Saturday, March 10, 2012

breaking barriers


Your task is not to seek for love, but merely to seek and find all the barriers within yourself that you have built.

Rumi









Painting of Shiva and Parvati with their son
the remover of obstacles, Ganesh, by painter
Anand from Mysore.


A friend just posted a good question: why do we hold on to the barriers that keep us from love when all we want is to love and be loved?

Instantly I thought, "Yah! WHY is that?" It seems crazy or silly or just plain old stupid! And yet I know it's just not that simple. If something is there--and barriers often are--then there's a reason for it.

It made me think of part of today's discussion at my class at Yoga Philippines. I cited the Gita, how Krishna urges Arjuna not to be attached to the results of his actions, but instead to act according to his dharma with the appropriate effort.
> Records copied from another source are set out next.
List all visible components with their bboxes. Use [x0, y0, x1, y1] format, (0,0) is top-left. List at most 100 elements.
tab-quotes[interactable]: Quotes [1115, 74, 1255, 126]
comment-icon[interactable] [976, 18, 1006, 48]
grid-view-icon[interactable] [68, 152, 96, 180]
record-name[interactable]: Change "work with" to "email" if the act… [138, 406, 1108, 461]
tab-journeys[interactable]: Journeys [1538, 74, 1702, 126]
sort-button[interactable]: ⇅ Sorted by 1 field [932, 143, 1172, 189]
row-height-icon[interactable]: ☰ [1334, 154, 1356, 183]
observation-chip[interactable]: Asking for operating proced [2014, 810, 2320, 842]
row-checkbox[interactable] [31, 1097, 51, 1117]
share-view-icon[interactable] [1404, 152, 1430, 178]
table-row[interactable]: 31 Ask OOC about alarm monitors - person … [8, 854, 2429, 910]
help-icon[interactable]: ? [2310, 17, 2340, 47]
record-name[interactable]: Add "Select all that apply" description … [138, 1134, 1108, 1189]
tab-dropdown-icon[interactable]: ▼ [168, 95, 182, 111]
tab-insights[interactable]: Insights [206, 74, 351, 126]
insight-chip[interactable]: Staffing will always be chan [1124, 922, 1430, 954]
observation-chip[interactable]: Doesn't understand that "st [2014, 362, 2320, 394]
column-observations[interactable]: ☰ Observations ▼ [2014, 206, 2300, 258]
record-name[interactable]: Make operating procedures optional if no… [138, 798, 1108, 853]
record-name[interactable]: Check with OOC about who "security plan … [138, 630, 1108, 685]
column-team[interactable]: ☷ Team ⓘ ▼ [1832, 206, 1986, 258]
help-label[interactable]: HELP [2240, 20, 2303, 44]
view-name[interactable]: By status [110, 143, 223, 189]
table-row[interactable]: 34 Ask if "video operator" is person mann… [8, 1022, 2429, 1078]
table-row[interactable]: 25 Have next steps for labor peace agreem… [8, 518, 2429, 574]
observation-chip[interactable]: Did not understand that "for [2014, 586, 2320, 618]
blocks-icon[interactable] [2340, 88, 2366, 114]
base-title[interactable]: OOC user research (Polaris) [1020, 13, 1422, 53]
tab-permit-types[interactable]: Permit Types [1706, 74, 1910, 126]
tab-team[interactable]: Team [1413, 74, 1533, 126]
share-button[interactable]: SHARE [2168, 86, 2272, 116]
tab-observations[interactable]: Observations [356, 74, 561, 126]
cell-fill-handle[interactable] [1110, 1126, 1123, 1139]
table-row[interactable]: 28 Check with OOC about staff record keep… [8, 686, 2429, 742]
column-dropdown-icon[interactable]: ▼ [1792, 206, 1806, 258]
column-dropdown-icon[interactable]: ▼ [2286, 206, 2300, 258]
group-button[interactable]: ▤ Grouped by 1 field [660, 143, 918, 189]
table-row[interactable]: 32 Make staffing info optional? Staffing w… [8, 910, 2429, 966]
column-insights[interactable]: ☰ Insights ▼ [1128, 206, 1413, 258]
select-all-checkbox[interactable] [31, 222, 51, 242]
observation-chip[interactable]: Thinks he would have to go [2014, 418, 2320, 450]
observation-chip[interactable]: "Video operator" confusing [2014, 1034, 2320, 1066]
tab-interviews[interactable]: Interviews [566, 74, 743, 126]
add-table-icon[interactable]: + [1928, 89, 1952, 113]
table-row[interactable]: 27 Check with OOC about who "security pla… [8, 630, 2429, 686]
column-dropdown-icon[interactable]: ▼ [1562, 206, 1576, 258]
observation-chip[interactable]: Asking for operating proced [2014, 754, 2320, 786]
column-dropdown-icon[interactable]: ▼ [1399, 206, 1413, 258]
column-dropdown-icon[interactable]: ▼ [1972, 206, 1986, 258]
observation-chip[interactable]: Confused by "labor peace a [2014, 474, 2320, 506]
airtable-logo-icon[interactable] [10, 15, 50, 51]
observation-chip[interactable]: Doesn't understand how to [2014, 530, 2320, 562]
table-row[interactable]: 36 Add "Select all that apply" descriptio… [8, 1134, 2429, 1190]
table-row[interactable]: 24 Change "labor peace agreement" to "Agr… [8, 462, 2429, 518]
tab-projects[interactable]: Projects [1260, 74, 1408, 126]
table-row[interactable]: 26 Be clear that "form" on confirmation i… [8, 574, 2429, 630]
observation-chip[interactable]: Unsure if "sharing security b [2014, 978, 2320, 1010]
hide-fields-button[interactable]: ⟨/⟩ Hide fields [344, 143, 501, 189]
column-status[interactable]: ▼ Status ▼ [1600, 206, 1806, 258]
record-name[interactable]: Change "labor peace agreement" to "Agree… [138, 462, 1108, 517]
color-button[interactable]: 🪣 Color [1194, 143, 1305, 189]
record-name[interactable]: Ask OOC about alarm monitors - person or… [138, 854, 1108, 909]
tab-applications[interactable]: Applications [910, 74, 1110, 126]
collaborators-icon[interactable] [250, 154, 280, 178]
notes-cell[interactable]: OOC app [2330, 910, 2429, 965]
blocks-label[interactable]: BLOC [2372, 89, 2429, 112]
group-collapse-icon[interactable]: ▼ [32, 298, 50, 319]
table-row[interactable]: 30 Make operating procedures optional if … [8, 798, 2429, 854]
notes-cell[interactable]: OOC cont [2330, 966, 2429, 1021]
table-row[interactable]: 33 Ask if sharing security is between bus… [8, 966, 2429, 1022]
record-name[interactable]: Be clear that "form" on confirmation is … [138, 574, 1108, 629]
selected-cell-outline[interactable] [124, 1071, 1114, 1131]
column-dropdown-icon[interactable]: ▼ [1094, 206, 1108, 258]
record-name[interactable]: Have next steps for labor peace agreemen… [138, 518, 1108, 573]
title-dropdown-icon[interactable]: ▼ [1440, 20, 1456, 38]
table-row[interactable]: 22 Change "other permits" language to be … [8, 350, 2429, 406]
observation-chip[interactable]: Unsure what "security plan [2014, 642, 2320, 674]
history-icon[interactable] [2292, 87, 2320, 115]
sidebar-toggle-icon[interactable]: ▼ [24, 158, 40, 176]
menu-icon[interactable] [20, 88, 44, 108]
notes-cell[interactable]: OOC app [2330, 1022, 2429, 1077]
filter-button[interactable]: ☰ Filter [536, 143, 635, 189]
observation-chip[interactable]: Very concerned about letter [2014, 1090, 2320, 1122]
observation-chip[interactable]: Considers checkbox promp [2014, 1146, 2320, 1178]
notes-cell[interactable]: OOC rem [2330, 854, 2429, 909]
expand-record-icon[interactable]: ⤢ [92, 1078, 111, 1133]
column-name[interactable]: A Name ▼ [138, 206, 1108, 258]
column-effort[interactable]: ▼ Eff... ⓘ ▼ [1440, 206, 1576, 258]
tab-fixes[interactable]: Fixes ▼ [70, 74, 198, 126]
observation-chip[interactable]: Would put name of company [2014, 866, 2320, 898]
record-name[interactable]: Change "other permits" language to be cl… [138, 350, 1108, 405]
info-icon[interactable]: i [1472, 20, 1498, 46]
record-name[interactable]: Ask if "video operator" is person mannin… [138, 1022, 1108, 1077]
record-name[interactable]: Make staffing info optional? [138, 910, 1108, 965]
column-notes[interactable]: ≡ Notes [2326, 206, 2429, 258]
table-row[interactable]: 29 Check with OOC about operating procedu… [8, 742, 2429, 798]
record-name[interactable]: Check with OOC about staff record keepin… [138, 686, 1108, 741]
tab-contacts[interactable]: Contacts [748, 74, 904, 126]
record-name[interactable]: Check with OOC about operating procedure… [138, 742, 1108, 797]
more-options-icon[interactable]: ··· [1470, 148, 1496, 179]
I get into these patterns of thought: I want love, I want to be in love, I want to love someone. And yet, the barriers are there: walls need to be scaled, crocodile infested waters and miles of booby trapped terrain need to be crossed, before some other seemingly random obstacle comes into view.

But it's actually not that random. As Rumi puts it, I am the architect of my own mad labyrinth, my issues, my house of mirrors. And it is my job to dismantle it, take it down, to swing a giant wrecking ball to it. That is the act of love: creation out of the destruction of all other hindrances.

What I suspect is this: when the walls are down, love will simply be everywhere. Without the blockages, love will flow freely. It is not a question of finding love, but recognizing that it simply is all pervasive, and the only thing that is keeping us from swimming in oceans of it, inhaling it into our lungs with every breath, living in love, is ourselves.


Thursday, March 1, 2012

don't underestimate the heart











It's all I have to bring to-day.
This, and my heart beside,
This, and my heart, and all the fields,
And all the meadows wide.
Be sure you count, should I forget,--
Some one the sum could tell,--
This, and my heart, and all the bees
Which in the clover dwell.

--Emily Dickinson


I always forget the weight and breadth of my own heart. I consider it so little sometimes. And I know I'm not the only one. We so little understand/utilize/cultivate the sheer power of our heart center.

Above is such a gem of a poem from Miss Dickinson. At first the heart seems trivial in her poem, just something that is thrown in. Then she seems to say, tough it may seem small, it is so very expansive. Offering it may seem like a tiny gesture, but it is really a gigantic one because it makes whatever we "have to bring to-day" greater, first fields then meadows. It grows exponentially with love. It is filled with the generative power of nature.

If you have bees, you have honey! If you do things with a whole heart, the entire world will open up to you!